In the circumstances, and whilst Hayden J (of his own motion) sought to probe the extent to which RN’s wishes and feelings (which, as he noted, were not to be conflated) had been examined, as opposed to being “drowned out” by TN’s own views, he had little hesitation in refusing permission to appeal. As he made clear, whilst those views were sincere, they “could not be reconciled either with the national medical guidance nor the specific evidence relating to the cardiology in RN’s case” (paragraph 32).

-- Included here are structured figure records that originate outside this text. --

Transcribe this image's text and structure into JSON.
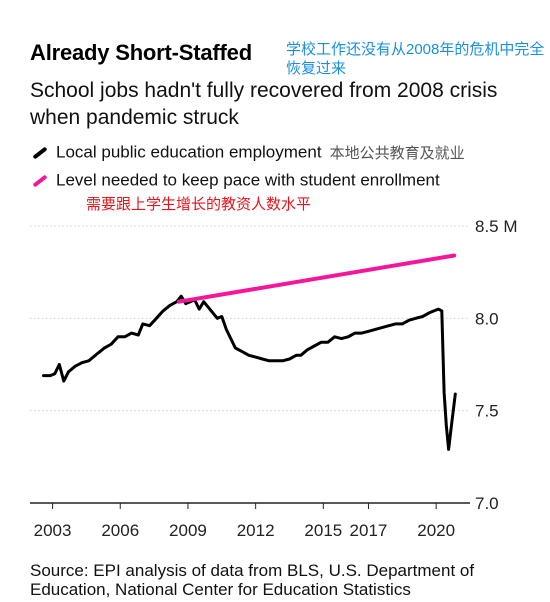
{
  "header": {
    "title": "Already Short-Staffed",
    "cn_note": "学校工作还没有从2008年的危机中完全恢复过来",
    "subtitle": "School jobs hadn't fully recovered from 2008 crisis when pandemic struck"
  },
  "legend": [
    {
      "label": "Local public education employment",
      "cn": "本地公共教育及就业",
      "color": "#000000"
    },
    {
      "label": "Level needed to keep pace with student enrollment",
      "cn": "需要跟上学生增长的教资人数水平",
      "color": "#f5169c"
    }
  ],
  "source": "Source: EPI analysis of data from BLS, U.S. Department of Education, National Center for Education Statistics",
  "chart_data": {
    "type": "line",
    "x_ticks": [
      "2003",
      "2006",
      "2009",
      "2012",
      "2015",
      "2017",
      "2020"
    ],
    "y_ticks": [
      "7.0",
      "7.5",
      "8.0",
      "8.5 M"
    ],
    "ylim": [
      7.0,
      8.5
    ],
    "xlim": [
      2002,
      2021.5
    ],
    "grid": true,
    "series": [
      {
        "name": "Local public education employment",
        "color": "#000000",
        "points": [
          [
            2002.6,
            7.69
          ],
          [
            2002.9,
            7.69
          ],
          [
            2003.1,
            7.7
          ],
          [
            2003.3,
            7.75
          ],
          [
            2003.5,
            7.66
          ],
          [
            2003.7,
            7.71
          ],
          [
            2004.0,
            7.74
          ],
          [
            2004.3,
            7.76
          ],
          [
            2004.6,
            7.77
          ],
          [
            2005.0,
            7.81
          ],
          [
            2005.3,
            7.84
          ],
          [
            2005.6,
            7.86
          ],
          [
            2005.9,
            7.9
          ],
          [
            2006.2,
            7.9
          ],
          [
            2006.5,
            7.92
          ],
          [
            2006.8,
            7.91
          ],
          [
            2007.0,
            7.97
          ],
          [
            2007.3,
            7.96
          ],
          [
            2007.6,
            8.0
          ],
          [
            2007.9,
            8.04
          ],
          [
            2008.2,
            8.07
          ],
          [
            2008.5,
            8.09
          ],
          [
            2008.7,
            8.12
          ],
          [
            2008.9,
            8.08
          ],
          [
            2009.1,
            8.09
          ],
          [
            2009.3,
            8.1
          ],
          [
            2009.5,
            8.05
          ],
          [
            2009.7,
            8.09
          ],
          [
            2009.9,
            8.06
          ],
          [
            2010.1,
            8.03
          ],
          [
            2010.3,
            8.0
          ],
          [
            2010.5,
            8.01
          ],
          [
            2010.7,
            7.94
          ],
          [
            2010.9,
            7.89
          ],
          [
            2011.1,
            7.84
          ],
          [
            2011.4,
            7.82
          ],
          [
            2011.7,
            7.8
          ],
          [
            2012.0,
            7.79
          ],
          [
            2012.3,
            7.78
          ],
          [
            2012.6,
            7.77
          ],
          [
            2012.9,
            7.77
          ],
          [
            2013.2,
            7.77
          ],
          [
            2013.5,
            7.78
          ],
          [
            2013.8,
            7.8
          ],
          [
            2014.0,
            7.8
          ],
          [
            2014.3,
            7.83
          ],
          [
            2014.6,
            7.85
          ],
          [
            2014.9,
            7.87
          ],
          [
            2015.2,
            7.87
          ],
          [
            2015.5,
            7.9
          ],
          [
            2015.8,
            7.89
          ],
          [
            2016.1,
            7.9
          ],
          [
            2016.4,
            7.92
          ],
          [
            2016.7,
            7.92
          ],
          [
            2017.0,
            7.93
          ],
          [
            2017.3,
            7.94
          ],
          [
            2017.6,
            7.95
          ],
          [
            2017.9,
            7.96
          ],
          [
            2018.2,
            7.97
          ],
          [
            2018.5,
            7.97
          ],
          [
            2018.8,
            7.99
          ],
          [
            2019.1,
            8.0
          ],
          [
            2019.4,
            8.01
          ],
          [
            2019.7,
            8.03
          ],
          [
            2019.9,
            8.04
          ],
          [
            2020.1,
            8.05
          ],
          [
            2020.25,
            8.04
          ],
          [
            2020.35,
            7.6
          ],
          [
            2020.45,
            7.42
          ],
          [
            2020.55,
            7.29
          ],
          [
            2020.7,
            7.44
          ],
          [
            2020.85,
            7.59
          ]
        ]
      },
      {
        "name": "Level needed to keep pace with student enrollment",
        "color": "#f5169c",
        "points": [
          [
            2008.6,
            8.09
          ],
          [
            2020.8,
            8.34
          ]
        ]
      }
    ]
  }
}
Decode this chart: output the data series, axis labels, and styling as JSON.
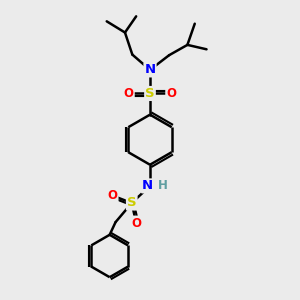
{
  "bg_color": "#ebebeb",
  "bond_color": "#000000",
  "bond_width": 1.8,
  "atom_colors": {
    "N": "#0000ff",
    "S": "#cccc00",
    "O": "#ff0000",
    "H": "#5f9ea0",
    "C": "#000000"
  },
  "font_size": 8.5,
  "ring_r": 0.85,
  "ph_r": 0.72
}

The observations in relation to vaccination are useful as a reminder that: (1) decision-making must be focused on the person themselves, taking into account both their “medical” best interests, and, crucially, what is known of their wishes, feelings, beliefs and values; and (2) that the approach set down in SD v Royal Borough of Kensington & Chelsea  EWCOP 14 remains valid in respect of arguments around the vaccine’s safety and efficiency, namely that:
…it is not the function of the Court of Protection to arbitrate medical controversy or to provide a forum for ventilating speculative theories. [the court’s] task is to evaluate [P’s] situation in light of authorised, peer reviewed research and public health guidelines and to set those in the context of the wider picture of [P’s] best interests.
See also in this regard our updated (December 2022) vaccination guide.

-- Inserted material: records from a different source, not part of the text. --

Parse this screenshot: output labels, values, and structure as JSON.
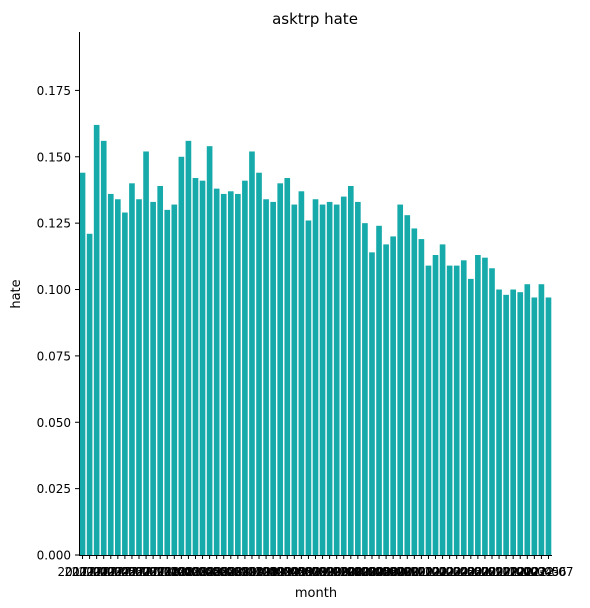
{
  "chart_data": {
    "type": "bar",
    "title": "asktrp hate",
    "xlabel": "month",
    "ylabel": "hate",
    "ylim": [
      0,
      0.197
    ],
    "yticks": [
      "0.000",
      "0.025",
      "0.050",
      "0.075",
      "0.100",
      "0.125",
      "0.150",
      "0.175"
    ],
    "bar_color": "#17aaaa",
    "grid": false,
    "categories": [
      "2017-01",
      "2017-02",
      "2017-03",
      "2017-04",
      "2017-05",
      "2017-06",
      "2017-07",
      "2017-08",
      "2017-09",
      "2017-10",
      "2017-11",
      "2017-12",
      "2018-01",
      "2018-02",
      "2018-03",
      "2018-04",
      "2018-05",
      "2018-06",
      "2018-07",
      "2018-08",
      "2018-09",
      "2018-10",
      "2018-11",
      "2018-12",
      "2019-01",
      "2019-02",
      "2019-03",
      "2019-04",
      "2019-05",
      "2019-06",
      "2019-07",
      "2019-08",
      "2019-09",
      "2019-10",
      "2019-11",
      "2019-12",
      "2020-01",
      "2020-02",
      "2020-03",
      "2020-04",
      "2020-05",
      "2020-06",
      "2020-07",
      "2020-08",
      "2020-09",
      "2020-10",
      "2020-11",
      "2020-12",
      "2021-01",
      "2021-02",
      "2021-03",
      "2021-04",
      "2021-05",
      "2021-06",
      "2021-07",
      "2021-08",
      "2021-09",
      "2021-10",
      "2021-11",
      "2021-12",
      "2022-01",
      "2022-02",
      "2022-03",
      "2022-04",
      "2022-05",
      "2022-06",
      "2022-07"
    ],
    "values": [
      0.144,
      0.121,
      0.162,
      0.156,
      0.136,
      0.134,
      0.129,
      0.14,
      0.134,
      0.152,
      0.133,
      0.139,
      0.13,
      0.132,
      0.15,
      0.156,
      0.142,
      0.141,
      0.154,
      0.138,
      0.136,
      0.137,
      0.136,
      0.141,
      0.152,
      0.144,
      0.134,
      0.133,
      0.14,
      0.142,
      0.132,
      0.137,
      0.126,
      0.134,
      0.132,
      0.133,
      0.132,
      0.135,
      0.139,
      0.133,
      0.125,
      0.114,
      0.124,
      0.117,
      0.12,
      0.132,
      0.128,
      0.123,
      0.119,
      0.109,
      0.113,
      0.117,
      0.109,
      0.109,
      0.111,
      0.104,
      0.113,
      0.112,
      0.108,
      0.1,
      0.098,
      0.1,
      0.099,
      0.102,
      0.097,
      0.102,
      0.097
    ]
  }
}
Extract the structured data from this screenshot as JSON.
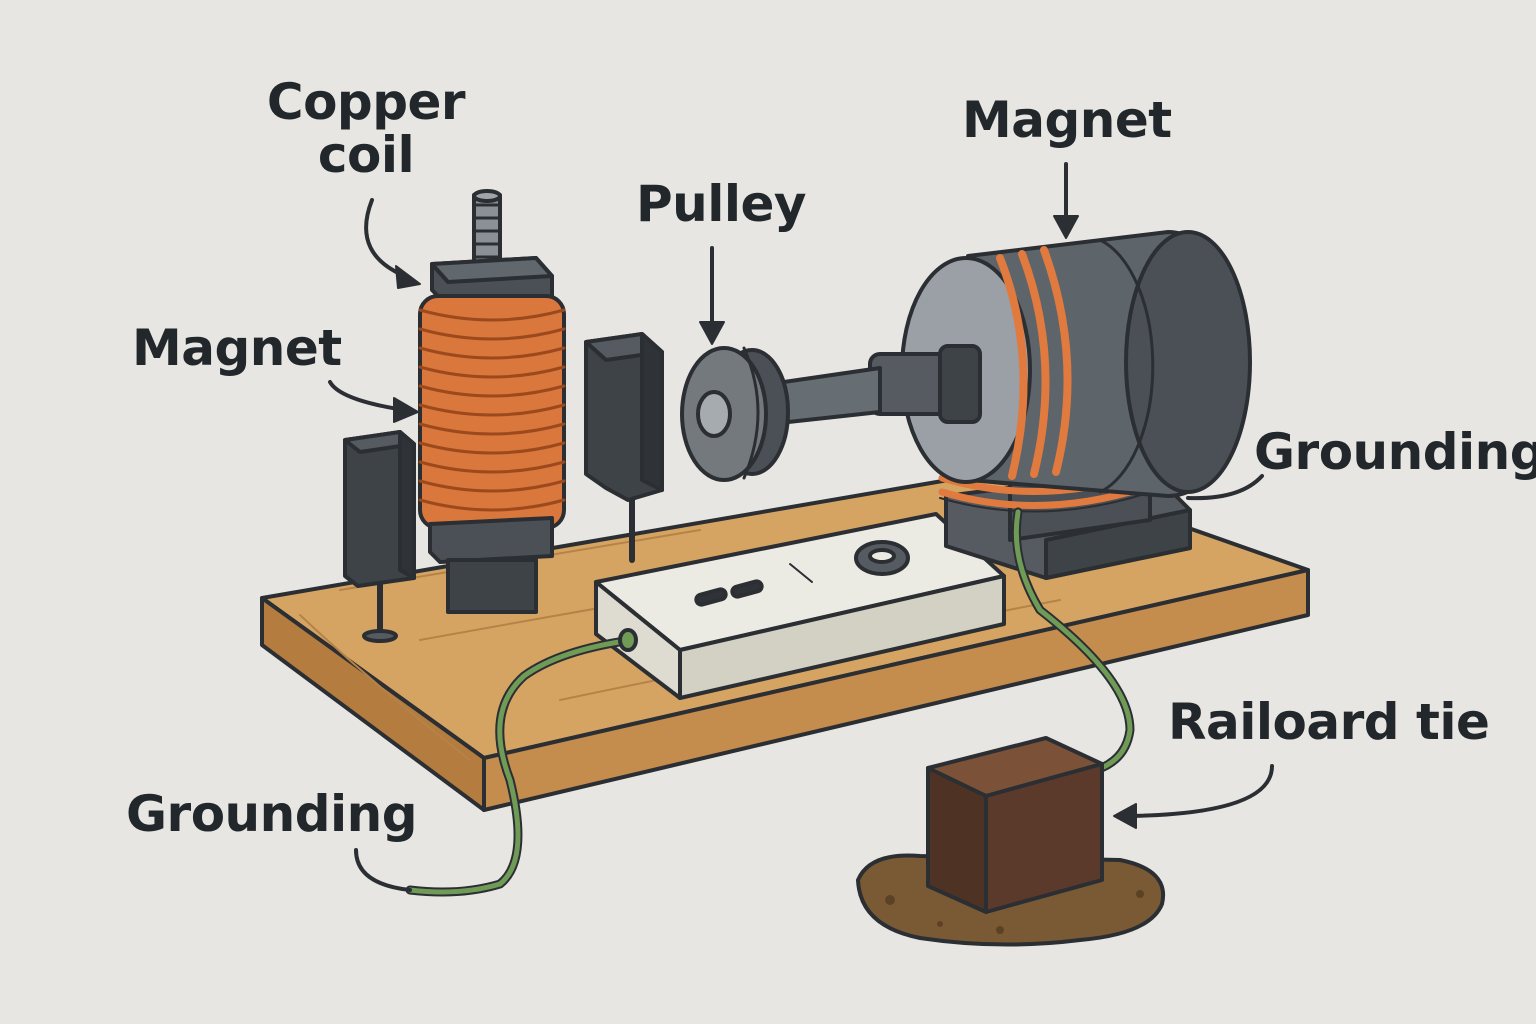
{
  "labels": {
    "copper_coil": "Copper coil",
    "magnet_left": "Magnet",
    "pulley": "Pulley",
    "magnet_right": "Magnet",
    "grounding_right": "Grounding",
    "grounding_left": "Grounding",
    "railroad_tie": "Railoard tie"
  },
  "colors": {
    "background": "#e7e6e2",
    "outline": "#2b2f33",
    "wood": "#d6a462",
    "copper": "#e07a3e",
    "metal": "#666d73",
    "wire": "#6f9b57",
    "tie": "#5b3a2b",
    "soil": "#7a5a35"
  }
}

In relation to the arguments advanced in relation to parental responsibility, I have very deliberately couched in terms of having been developed by TN’s lawyers. Before HHJ Burrows, Counsel instructed by TN advanced arguments largely based on the safety of the vaccine (using arguments that have been deployed and rebuffed in multiple cases). The line of attack advanced by her new lawyers was, to say the least, ambitious, and problematic in its implications. Adults with impaired decision-making capacity are simply not big children, and it would be deeply regressive of the law to treat them as such.

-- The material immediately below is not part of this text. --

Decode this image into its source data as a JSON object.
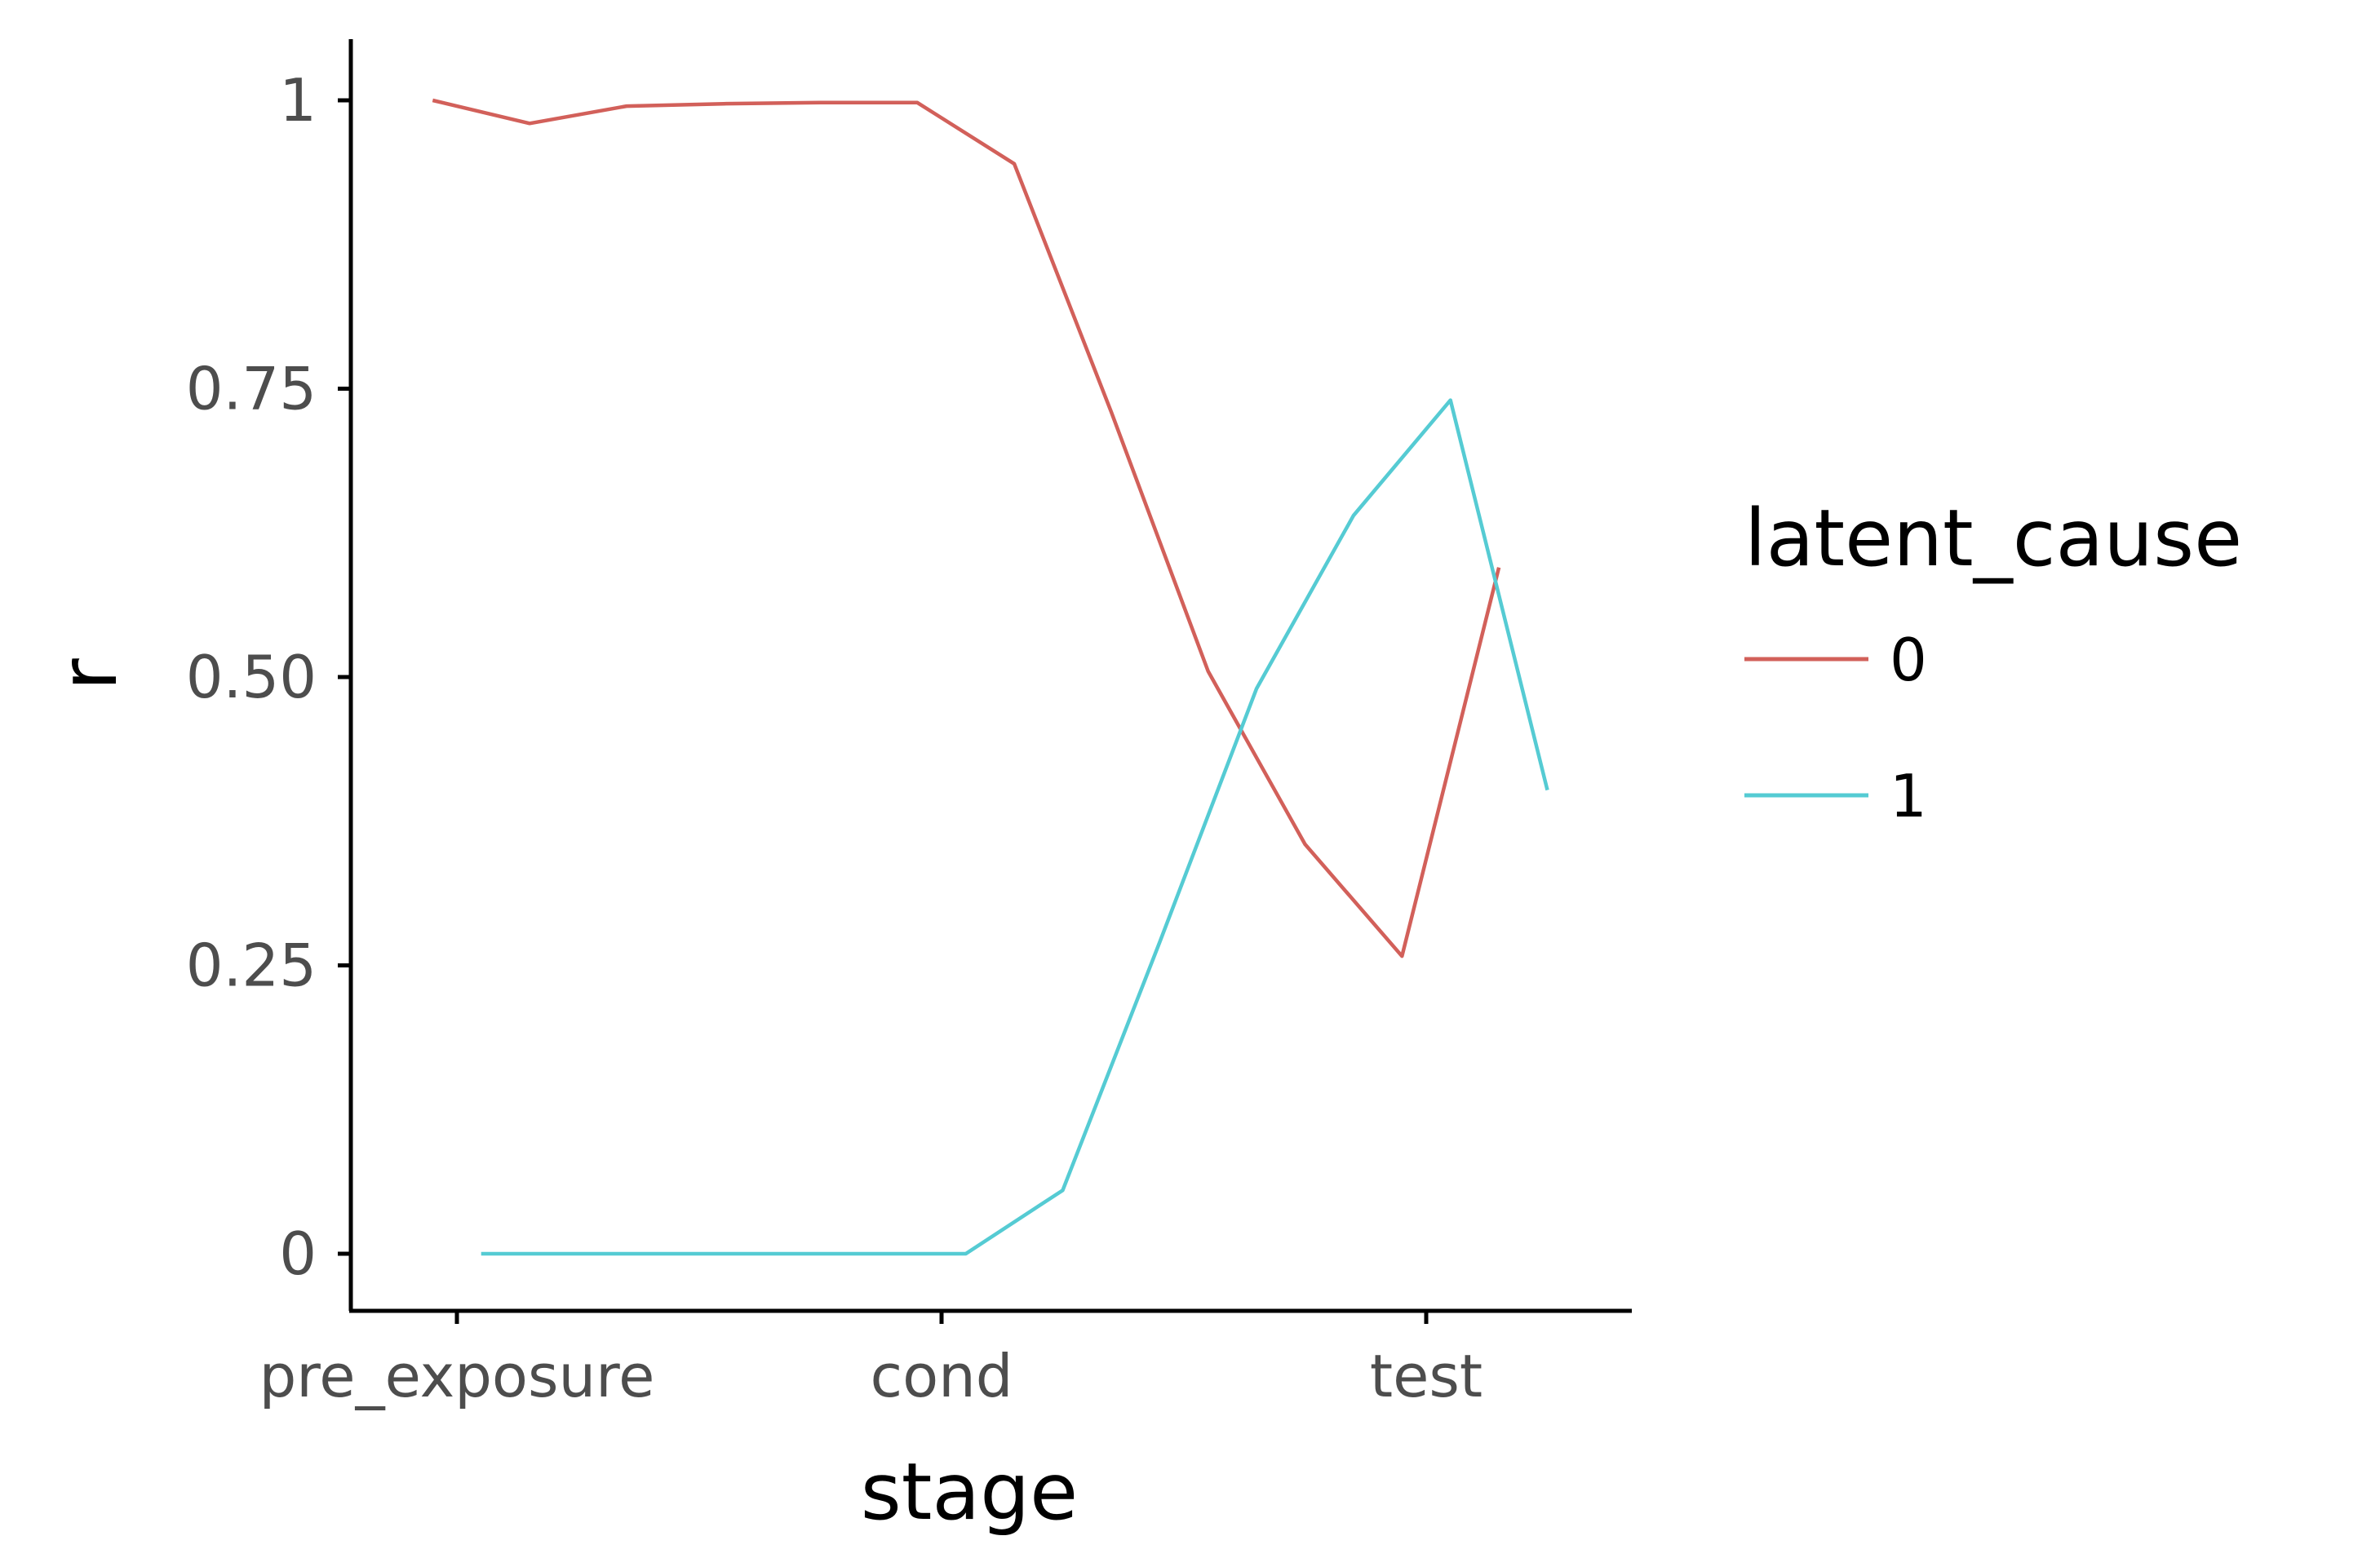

It is worth reflecting, however, that despite the fact that parental responsibility entirely ceases as a matter of law at age 18, (most) parents do not stop feeling responsible for their child on their 18th birthday, especially in situations where their child’s impairments mean that they will continue to need intensive support thereafter. If the law is clear, it is the responsibility of professionals charged with meeting those needs (1) to explain the law to parents; and (2) to seek appropriately and sensitively to take into account the views of parents as part of the decision-making process to reach a conclusion as to what is in the best interests of the individual. In relation to (1), some may find this “myth-busting” guide prepared by the National Mental Capacity Forum to be of use.